BA: If you plan on re-instating the entirety of the Alien and Sedition Acts, then you can count on my vote; I love dangerous ideas. However, speaking of aliens and creating ambiguities, the piece from which the new collection draws its name stands out to me. Not because the characters discuss the issue of abortion directly, or because it’s probably the closest to romance you get. It's not even that "Red Ziggy" is an alien; that's actually the least strange since, I assumed, this was inspired by David Bowie. These are weird.
But Red Ziggy seems closest to how you've described yourself as a professor. He has a reputation of neutrality and people tend to think he agrees with them, but his opinions drift towards the left. This is getting into the tricky territory of autobiographical detail, but, to boldly go where everyone has gone before, do you find yourself most reflected in Red Ziggy? For him, the miracles and conundrums seem to be the impossibility of full understanding while somehow implicitly comprehending love and life (that "the simplest of earthly life forms might contain mysteries grand enough to defy an eternity of painstaking observations").

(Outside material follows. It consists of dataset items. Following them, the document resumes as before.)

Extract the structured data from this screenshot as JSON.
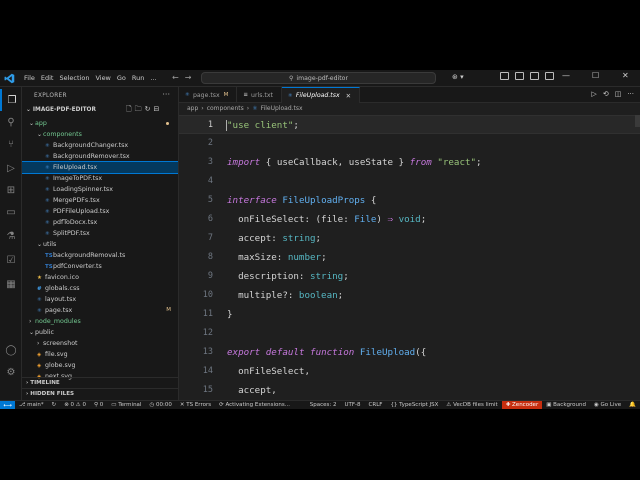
{
  "titlebar": {
    "menu": [
      "File",
      "Edit",
      "Selection",
      "View",
      "Go",
      "Run",
      "..."
    ],
    "search": "image-pdf-editor",
    "window_controls": [
      "—",
      "☐",
      "✕"
    ]
  },
  "sidebar": {
    "title": "EXPLORER",
    "project": "IMAGE-PDF-EDITOR",
    "tree": [
      {
        "label": "app",
        "type": "folder",
        "depth": 0,
        "open": true,
        "color": "t-green",
        "dot": true
      },
      {
        "label": "components",
        "type": "folder",
        "depth": 1,
        "open": true,
        "color": "t-green"
      },
      {
        "label": "BackgroundChanger.tsx",
        "type": "tsx",
        "depth": 2
      },
      {
        "label": "BackgroundRemover.tsx",
        "type": "tsx",
        "depth": 2
      },
      {
        "label": "FileUpload.tsx",
        "type": "tsx",
        "depth": 2,
        "selected": true
      },
      {
        "label": "ImageToPDF.tsx",
        "type": "tsx",
        "depth": 2
      },
      {
        "label": "LoadingSpinner.tsx",
        "type": "tsx",
        "depth": 2
      },
      {
        "label": "MergePDFs.tsx",
        "type": "tsx",
        "depth": 2
      },
      {
        "label": "PDFFileUpload.tsx",
        "type": "tsx",
        "depth": 2
      },
      {
        "label": "pdfToDocx.tsx",
        "type": "tsx",
        "depth": 2
      },
      {
        "label": "SplitPDF.tsx",
        "type": "tsx",
        "depth": 2
      },
      {
        "label": "utils",
        "type": "folder",
        "depth": 1,
        "open": true
      },
      {
        "label": "backgroundRemoval.ts",
        "type": "ts",
        "depth": 2
      },
      {
        "label": "pdfConverter.ts",
        "type": "ts",
        "depth": 2
      },
      {
        "label": "favicon.ico",
        "type": "ico",
        "depth": 1
      },
      {
        "label": "globals.css",
        "type": "css",
        "depth": 1
      },
      {
        "label": "layout.tsx",
        "type": "tsx",
        "depth": 1
      },
      {
        "label": "page.tsx",
        "type": "tsx",
        "depth": 1,
        "modified": "M"
      },
      {
        "label": "node_modules",
        "type": "folder",
        "depth": 0,
        "open": false,
        "color": "t-green"
      },
      {
        "label": "public",
        "type": "folder",
        "depth": 0,
        "open": true
      },
      {
        "label": "screenshot",
        "type": "folder",
        "depth": 1,
        "open": false
      },
      {
        "label": "file.svg",
        "type": "svg",
        "depth": 1
      },
      {
        "label": "globe.svg",
        "type": "svg",
        "depth": 1
      },
      {
        "label": "next.svg",
        "type": "svg",
        "depth": 1
      }
    ],
    "sections": [
      "TIMELINE",
      "HIDDEN FILES"
    ]
  },
  "tabs": [
    {
      "label": "page.tsx",
      "modified": "M",
      "icon": "⚛",
      "active": false
    },
    {
      "label": "urls.txt",
      "icon": "≡",
      "active": false
    },
    {
      "label": "FileUpload.tsx",
      "icon": "⚛",
      "active": true,
      "close": "✕"
    }
  ],
  "breadcrumb": [
    "app",
    "components",
    "FileUpload.tsx"
  ],
  "editor": {
    "lines": [
      {
        "n": "1",
        "html": "<span class='str'>\"use client\"</span>;"
      },
      {
        "n": "2",
        "html": ""
      },
      {
        "n": "3",
        "html": "<span class='kwi'>import</span> { <span class='br'>useCallback</span>, <span class='br'>useState</span> } <span class='kwi'>from</span> <span class='str'>\"react\"</span>;"
      },
      {
        "n": "4",
        "html": ""
      },
      {
        "n": "5",
        "html": "<span class='kwi'>interface</span> <span class='ty'>FileUploadProps</span> {"
      },
      {
        "n": "6",
        "html": "  onFileSelect: (<span class='br'>file</span>: <span class='ty'>File</span>) <span class='kw'>⇒</span> <span class='typ'>void</span>;"
      },
      {
        "n": "7",
        "html": "  accept: <span class='typ'>string</span>;"
      },
      {
        "n": "8",
        "html": "  maxSize: <span class='typ'>number</span>;"
      },
      {
        "n": "9",
        "html": "  description: <span class='typ'>string</span>;"
      },
      {
        "n": "10",
        "html": "  multiple?: <span class='typ'>boolean</span>;"
      },
      {
        "n": "11",
        "html": "}"
      },
      {
        "n": "12",
        "html": ""
      },
      {
        "n": "13",
        "html": "<span class='kwi'>export</span> <span class='kwi'>default</span> <span class='kwi'>function</span> <span class='fn'>FileUpload</span>({"
      },
      {
        "n": "14",
        "html": "  onFileSelect,"
      },
      {
        "n": "15",
        "html": "  accept,"
      }
    ]
  },
  "statusbar": {
    "remote": "⟷",
    "items": [
      {
        "name": "branch",
        "label": "⎇ main*"
      },
      {
        "name": "sync",
        "label": "↻"
      },
      {
        "name": "problems",
        "label": "⊗ 0 ⚠ 0"
      },
      {
        "name": "ports",
        "label": "⚲ 0"
      },
      {
        "name": "terminal",
        "label": "▭ Terminal"
      },
      {
        "name": "timer",
        "label": "◷ 00:00"
      },
      {
        "name": "ts-errors",
        "label": "✕ TS Errors"
      },
      {
        "name": "activating",
        "label": "⟳ Activating Extensions..."
      },
      {
        "name": "spaces",
        "label": "Spaces: 2"
      },
      {
        "name": "encoding",
        "label": "UTF-8"
      },
      {
        "name": "eol",
        "label": "CRLF"
      },
      {
        "name": "language",
        "label": "{} TypeScript JSX"
      },
      {
        "name": "vecdb",
        "label": "⚠ VecDB files limit"
      },
      {
        "name": "zencoder",
        "label": "✚ Zencoder",
        "zen": true
      },
      {
        "name": "background",
        "label": "▣ Background"
      },
      {
        "name": "golive",
        "label": "◉ Go Live"
      },
      {
        "name": "bell",
        "label": "🔔"
      }
    ]
  }
}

As a scientific, lawyerly, and literary individual (all of which rely on observation and notions of factuality), does this improve or conflict with those responsibilities?

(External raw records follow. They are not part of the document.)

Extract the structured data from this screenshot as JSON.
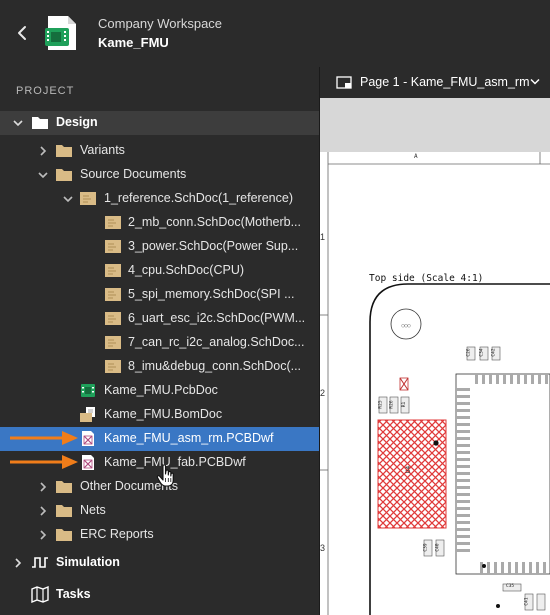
{
  "header": {
    "workspace_label": "Company Workspace",
    "project_name": "Kame_FMU"
  },
  "sidebar": {
    "section_label": "PROJECT",
    "tree": {
      "design": "Design",
      "variants": "Variants",
      "source_documents": "Source Documents",
      "reference": "1_reference.SchDoc(1_reference)",
      "children": [
        "2_mb_conn.SchDoc(Motherb...",
        "3_power.SchDoc(Power Sup...",
        "4_cpu.SchDoc(CPU)",
        "5_spi_memory.SchDoc(SPI ...",
        "6_uart_esc_i2c.SchDoc(PWM...",
        "7_can_rc_i2c_analog.SchDoc...",
        "8_imu&debug_conn.SchDoc(..."
      ],
      "pcbdoc": "Kame_FMU.PcbDoc",
      "bomdoc": "Kame_FMU.BomDoc",
      "asm": "Kame_FMU_asm_rm.PCBDwf",
      "fab": "Kame_FMU_fab.PCBDwf",
      "other": "Other Documents",
      "nets": "Nets",
      "erc": "ERC Reports",
      "simulation": "Simulation",
      "tasks": "Tasks"
    }
  },
  "viewer": {
    "page_selector": "Page 1 - Kame_FMU_asm_rm",
    "col_a": "A",
    "rows": [
      "1",
      "2",
      "3"
    ],
    "view_caption": "Top side (Scale 4:1)",
    "ref_u4": "U4",
    "refs": [
      "C26",
      "C34",
      "C42",
      "R25",
      "R26",
      "R1",
      "C39",
      "C40",
      "C35",
      "C41"
    ]
  },
  "colors": {
    "selection": "#3a77c4",
    "folder": "#d9bb86",
    "arrow": "#f07d1a",
    "hatch": "#e03a3a"
  }
}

JA: You’ve outed me. Like Red Ziggy, I’ve also been sent by the denizens of a distant planet to observe the moral quirks of earthlings…. Okay, that’s not exactly true, but sometimes I feel that way. I do think there is a part of me in Red Ziggy, also in the protagonist in “Measures of Sorrow.” They are psychological outsiders, befuddled by their fellow human beings even when they are in the thick of the action. (Sort of like the governesses in nineteenth century British novels.)
I think the catharsis for many of my characters occurs when they stop trying to figure out the ways of the world and accept that some mysteries are beyond understanding. I do not mean this in a religious sense, merely that they develop a fundamental awe of the inexplicable. The most talented figures in law or medicine are able to recognize and accept that some matters defy concrete explanation. Any medical or legal code that doesn't account for the power of love or the fear of death is bound to fail. (Or, at a more concrete level, try explaining to a stranger why you love your spouse. Or describe your deceased grandparents to your children. In both cases, nothing you say will prove adequate.) That being said, I think the world could learn a lot from folks like “Red Ziggy”; if I do run for President, he will likely be my ticket mate.
And I’m not sure what benefit there would be in enacting the entirety of the Alien and Sedition Acts, because I believe at least one (and possibly both) contain the proviso that the laws will expire in 1801. (See, Mr. Rothschild, I was paying attention in eleventh grade history!)